Investors are concerned today as the market corrects, the trade war threatens to be long term, the Trump tax cut effects are wearing off, and earnings are taking a hit. But, one needs to put things in perspective when looking at long term investing. When making investment decisions, ask yourself how much will your investments be worth in one, five, and ten years.
Stock Market Investment Perspective
The New York Times has an interesting article in this respect. Despite recent losses, stocks are riding high when you look at the longer term.
Lately, the markets have been rattled about the prospect that a protracted trade war with China could begin to take an economic toll at a time when global growth is slowing.
Viewed over a longer period, however, corrections often begin to look less severe.
Even after the current sell-off, for instance, the S&P 500 through the end of last week was up more than 16 percent since President Trump’s inauguration and more than 23 percent higher since Election Day 2016.
And, if you look at the market since the depths of the financial crisis, the S&P 500 is up three hundred percent. The Times article gives us a bit of perspective.
Despite the recent losses, stocks as measured by the S&P 500 are still up handsomely since Trump’s election or since his inauguration. But, for long term investors the better comparison is this graph.
For anyone who invested in the market or stayed in the market in 2009, the chances are that they have experienced a 300% increase in value of their portfolio and the losses since the market’s peak amount to about a fifteenth of that!
Long Term Investing
Early last year we asked just how many years are required to make an investment long term. The answer was a least five years and ten is better. The value of the long term approach is that market timing is less important. You can certainly buy after you are certain that a big correction or crash has bottomed out but you do not have to be so worried about anticipating a correction, provided that you use the intrinsic stock value approach in your investment selections.

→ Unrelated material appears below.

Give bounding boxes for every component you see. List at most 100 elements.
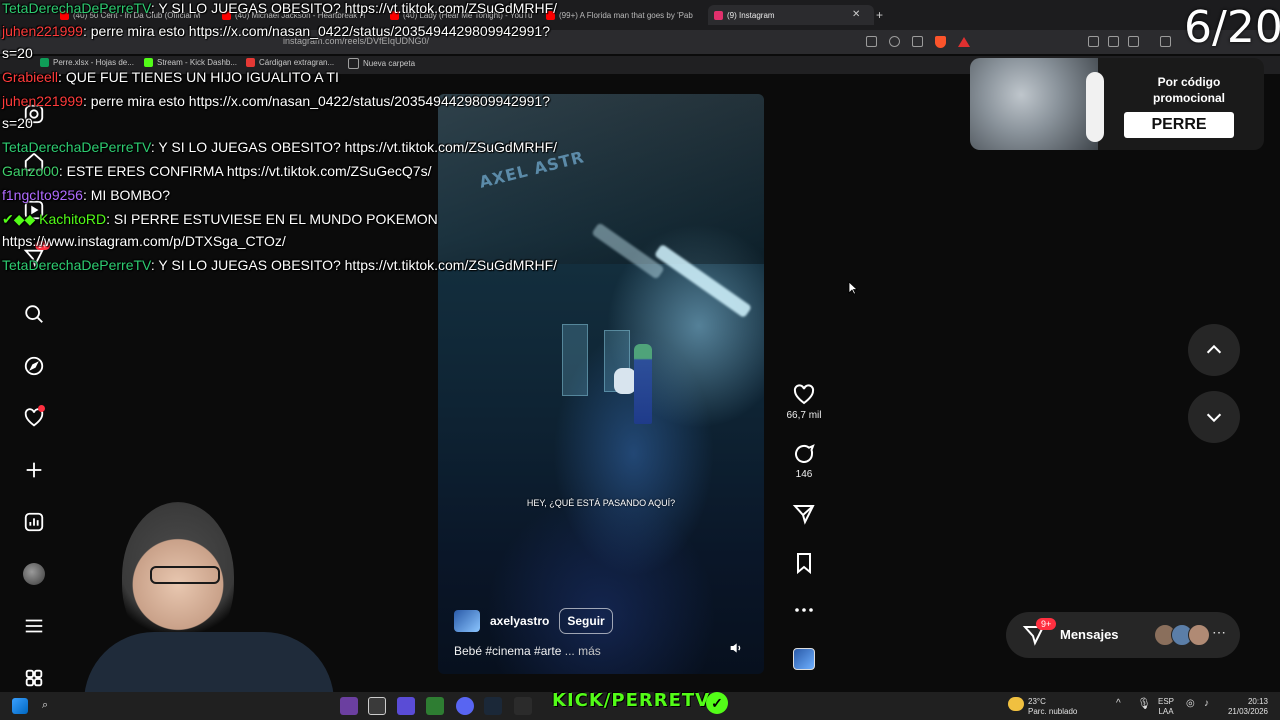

As Benjamin Graham taught us back in the 1930s and going forward, stocks are subject to mean reversion. This means that the current stock price may be higher or lower than the fundamental value of the company. But, over time in an efficient market the market price of a stock will trend towards the intrinsic value of the stock. Successful long term investments are those where you can safely estimate how much your investments will be worth in one, five, and ten years based on assessment of forward looking earnings and intrinsic stock value.
Should You Sell Your Stocks Based on the Risk of a Major Correction?
Despite all of the good investing advice that is available, the major drivers of the market are almost always greed and fear. It is certainly smart to invest and make money when you believe that the market or a given investment will be going up. And it is certainly wise to get out when things look bad. But, in both cases you may be making a mistake unless you have some sound basis aside from greed or fear. This is where the intrinsic value concept comes in. This indicator of stock value will tell you if the company will be making money into the distant future and thus will tell you whether or not to expect the stock price to go up over the next year, five years, or ten years. The market may get really enthusiastic or it may become fearful but a dispassionate appraisal of forward looking earnings will be your best guide to investment value over the coming years.